Mais à cet événement le style des prophètes donne volontiers des couleurs grandioses. A l’avènement de Jahvé, les montagnes se fondent comme la cire devant le feu, Mich. i, 4 ; la terre tremble sur ses bases et le soleil est troublé, Hab., iii, 6-12 : les astres s’éteignent et une terrible épouvante s’empare des humains, Is., xiii, 7-13, qui dans leur frayeur diront aux montagnes : « Couvrez-nous et aux collines : Tombez sur nous. » Os., x, S. Il ne faut voir là sans doute que des figures poétiques pour dépeindre « la fureur de Jahvé ». Ce n’en est pas moins déjà la tradition littéraire des Apocalypses qui commence et qui prépare les esprits à faire coïncider le jugement divin avec la grande catastrophe qui doit marquer la fin des temps.

b) On ne peut affirmer avec certitude que cette perspective eschatologique se découvre nettement avant l’exil. Il semble bien qu’elle apparaisse dans certains oracles d’Isaïe, xxiv, 14-23 ; xxx, 27 sq., encore qu’elle y soit plus ou moins confondue avec l’action historique de la Providence. Ces passages, il est vrai, sont unanimement regardés par la critique indépendante comme des interpolations postexiliennes, Charles, p. 91 sq., et, au jugement de M. Touzard, « on ne saurait nier a priori que certaines prophéties renfermées dans les écrits d’Isaïe, celles par exemple qui ont un caractère très apocalyptique (xxiv-xxvii, xxxiv, xxxv) aient pu être introduites après coup dans son livre. » Dict. apologétique .art. Juif déjà cité, col. 1617. Mais il serait non moins gratuit de nier a priori qu’à travers l’économie terrestre de la Providence l’esprit du prophète ait pu avoir l’intuition, au moins vague, d’une nouvelle et plus solennelle manifestation à la fin des jours. Le caractère très mélangé de ces oracles ne serait-il pas à cet égard une présomption d’authenticité ? Voir Isaïe, ci-dessus, col. 32 sq.

Cette dissociation des perspectives est mieux réalisée dans Ézéchiel. « Il découvre dans l’avenir comme deux horizons, » J. Touzard, loc. cit., col. 1623 : savoir tout d’abord la restauration nationale d’Israël avec le châtiment de ses ennemis qui en est inséparable, Ez., xxxm-xxxvii, puis « après beaucoup de jours », xxxviii, 8, une nouvelle lutte contre les nations conduites par Gog, « chef au nom symbolique » d’après J. Touzard, ibid., et le triomphe définitif de Jahvé.

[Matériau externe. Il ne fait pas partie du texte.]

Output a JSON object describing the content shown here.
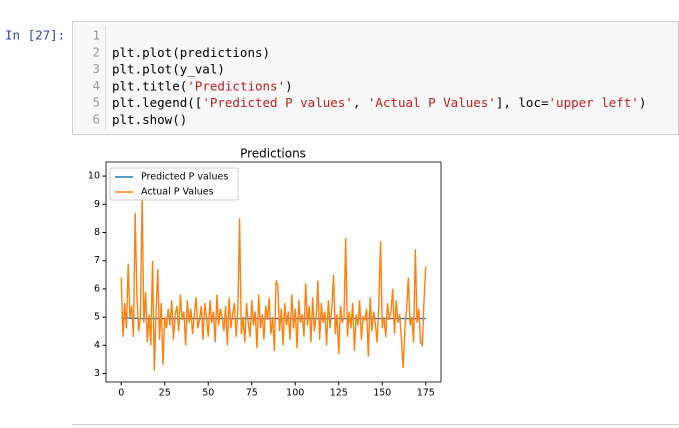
{
  "prompt": "In [27]:",
  "code": {
    "line_numbers": [
      1,
      2,
      3,
      4,
      5,
      6
    ],
    "lines": [
      [],
      [
        "plt.plot(predictions)"
      ],
      [
        "plt.plot(y_val)"
      ],
      [
        "plt.title(",
        "'Predictions'",
        ")"
      ],
      [
        "plt.legend([",
        "'Predicted P values'",
        ", ",
        "'Actual P Values'",
        "], loc=",
        "'upper left'",
        ")"
      ],
      [
        "plt.show()"
      ]
    ]
  },
  "chart_data": {
    "type": "line",
    "title": "Predictions",
    "xlim": [
      -8.75,
      183.75
    ],
    "xticks": [
      0,
      25,
      50,
      75,
      100,
      125,
      150,
      175
    ],
    "ylim": [
      2.7,
      10.5
    ],
    "yticks": [
      3,
      4,
      5,
      6,
      7,
      8,
      9,
      10
    ],
    "legend": "upper left",
    "series": [
      {
        "name": "Predicted P values",
        "color": "#1f77b4",
        "values": [
          4.98,
          4.98,
          4.97,
          4.97,
          4.97,
          4.96,
          4.96,
          4.96,
          4.96,
          4.96,
          4.95,
          4.95,
          4.95,
          4.95,
          4.95,
          4.95,
          4.95,
          4.95,
          4.95,
          4.95,
          4.95,
          4.95,
          4.95,
          4.95,
          4.95,
          4.95,
          4.95,
          4.95,
          4.95,
          4.95,
          4.95,
          4.95,
          4.95,
          4.95,
          4.95,
          4.95,
          4.95,
          4.95,
          4.95,
          4.95,
          4.95,
          4.95,
          4.95,
          4.95,
          4.95,
          4.95,
          4.95,
          4.95,
          4.95,
          4.95,
          4.95,
          4.95,
          4.95,
          4.95,
          4.95,
          4.95,
          4.95,
          4.95,
          4.95,
          4.95,
          4.95,
          4.95,
          4.95,
          4.95,
          4.95,
          4.95,
          4.95,
          4.95,
          4.95,
          4.95,
          4.95,
          4.95,
          4.95,
          4.95,
          4.95,
          4.95,
          4.95,
          4.95,
          4.95,
          4.95,
          4.95,
          4.95,
          4.95,
          4.95,
          4.95,
          4.95,
          4.95,
          4.95,
          4.95,
          4.95,
          4.95,
          4.95,
          4.95,
          4.95,
          4.95,
          4.95,
          4.95,
          4.95,
          4.95,
          4.95,
          4.95,
          4.95,
          4.95,
          4.95,
          4.95,
          4.95,
          4.95,
          4.95,
          4.95,
          4.95,
          4.95,
          4.95,
          4.95,
          4.95,
          4.95,
          4.95,
          4.95,
          4.95,
          4.95,
          4.95,
          4.95,
          4.95,
          4.95,
          4.95,
          4.95,
          4.95,
          4.95,
          4.95,
          4.95,
          4.95,
          4.95,
          4.95,
          4.95,
          4.95,
          4.95,
          4.95,
          4.95,
          4.95,
          4.95,
          4.95,
          4.95,
          4.95,
          4.95,
          4.95,
          4.95,
          4.95,
          4.95,
          4.95,
          4.95,
          4.95,
          4.95,
          4.95,
          4.95,
          4.95,
          4.95,
          4.95,
          4.95,
          4.95,
          4.95,
          4.95,
          4.95,
          4.95,
          4.95,
          4.95,
          4.95,
          4.95,
          4.95,
          4.95,
          4.95,
          4.95,
          4.95,
          4.95,
          4.95,
          4.95,
          4.95,
          4.95
        ]
      },
      {
        "name": "Actual P Values",
        "color": "#ff7f0e",
        "values": [
          6.4,
          4.3,
          5.5,
          4.6,
          6.9,
          5.0,
          5.4,
          4.3,
          8.7,
          5.8,
          4.5,
          5.0,
          9.2,
          4.8,
          5.9,
          4.1,
          5.1,
          4.0,
          7.0,
          3.1,
          5.2,
          6.7,
          4.2,
          5.5,
          3.3,
          5.0,
          4.6,
          5.3,
          4.7,
          5.6,
          4.2,
          5.1,
          5.4,
          4.5,
          5.8,
          4.9,
          5.2,
          4.0,
          5.6,
          4.8,
          5.3,
          4.4,
          5.1,
          5.7,
          4.6,
          4.9,
          5.4,
          4.2,
          5.5,
          5.0,
          4.3,
          5.6,
          4.8,
          5.2,
          4.1,
          5.8,
          4.7,
          5.3,
          5.0,
          4.5,
          5.4,
          4.0,
          5.7,
          4.6,
          5.1,
          5.5,
          4.3,
          5.2,
          8.5,
          4.4,
          5.0,
          4.1,
          5.5,
          4.8,
          4.3,
          5.6,
          4.7,
          5.2,
          3.9,
          5.8,
          4.6,
          5.1,
          4.2,
          5.4,
          4.9,
          5.7,
          4.4,
          5.0,
          3.8,
          6.3,
          6.1,
          4.5,
          5.3,
          4.0,
          5.5,
          4.7,
          5.2,
          4.2,
          5.8,
          4.6,
          5.3,
          3.9,
          5.6,
          4.8,
          5.1,
          4.3,
          6.2,
          4.7,
          5.4,
          4.1,
          5.7,
          4.5,
          5.0,
          6.3,
          4.2,
          5.5,
          4.8,
          5.2,
          4.0,
          5.6,
          4.6,
          5.3,
          6.5,
          4.4,
          5.1,
          3.7,
          5.4,
          4.8,
          5.0,
          7.8,
          4.3,
          5.2,
          4.6,
          5.5,
          3.8,
          5.1,
          4.7,
          5.6,
          4.2,
          5.0,
          4.9,
          5.3,
          3.6,
          5.7,
          4.5,
          5.2,
          4.8,
          4.1,
          5.4,
          7.7,
          4.6,
          5.0,
          4.3,
          5.5,
          4.9,
          5.2,
          6.0,
          4.4,
          5.6,
          4.8,
          5.1,
          4.2,
          3.2,
          4.6,
          5.3,
          6.4,
          4.7,
          5.0,
          4.1,
          7.4,
          4.8,
          5.3,
          4.1,
          4.0,
          5.6,
          6.8
        ]
      }
    ]
  }
}
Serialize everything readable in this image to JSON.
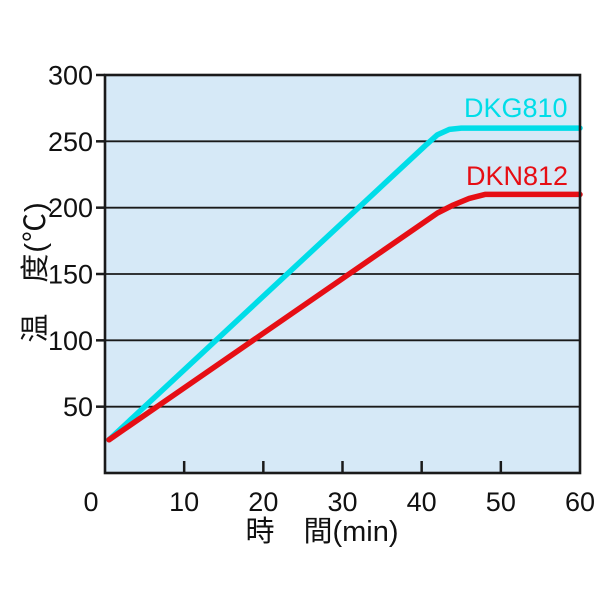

Ez., xxxviii-xxxix. Mais cette eschatologie elle-même s’enveloppe encore souvent de couleurs terrestres. Voir Ézéchiel, t. v, col. 2041.

A mesure qu’il se projette dans le lointain, le jugement prend aussi plus d’ampleur et finit par embrasser toutes les nations. Isaïe présente déjà Jahvé comme « debout pour juger les peuples, » iii, 13, et son triomphe sur Babylone devient un événement mondial, xiv, 9-10. Jérémie le voit « en dispute avec les nations » et « en jugement contre toute chair. » xxv, 31, cf. Soph.,

m, 8. Mais c’est surtout Joël qui, après avoir décrit les formes historiques du jour de Jahvé, i, 15 sq., ii, 2-11, le montre rassemblant toutes les nations dans la vallée de Josaphat, iii, 2 et 12, avec un accompagnement de phénomènes cosmiques formidables, iii, 15, pour « entrer en jugement avec elles. » Il est vrai que ce jugement est tout entier relatif à l’attitude des goïm envers le peuple élu ; mais, sous cet angle spécial, le jour de Jahvé n’en comporte pas moins ici la forme de ces grandes assises de l’humanité dont la tradition ne se perdra plus. Voir Joël, col. 1 193.

c) En même temps qu’elle se développait en étendue, sous l’action des prophètes, la doctrine des jugements s’affinait aussi en qualité. Si elle reste, en général, associée à des contingences politiques et nationales, il est des moments où elle s’en dépouille pour apparaître dans la majestueuse simplicité d’un acte tout spirituel. Jahvé étant le Dieu juste et saint qui poursuit le mal, le « jour de Jahvé » ne doit-il pas être essentiellement celui où s’affirmera son triomphe sur les méchants ? C’est ainsi que le présente un très bel oracle d’Isaïe, où il n’est plus question que de la destruction des idoles et de l’abaissement des orgueilleux. Is., ni, 9-22. Par où le jugement rejoint ce que le prophète dit ailleurs de règne spirituel de Dieu en Israël et dans le monde entier, ii, 2-5.

Au total, les idées des prophètes sur le jugement, comme d’ailleurs sur tout l’avenir messianique dont il doit marquer l’ouverture, s’échelonnent en perspectives diverses et quelque peu flottant -s ; mais toutes signifient une manifestation solennelle de Dieu, au profit de sa gloire et au service de sa just’ce, qui sera la justification éclatante de sa Providence aux yeux de l’humanité.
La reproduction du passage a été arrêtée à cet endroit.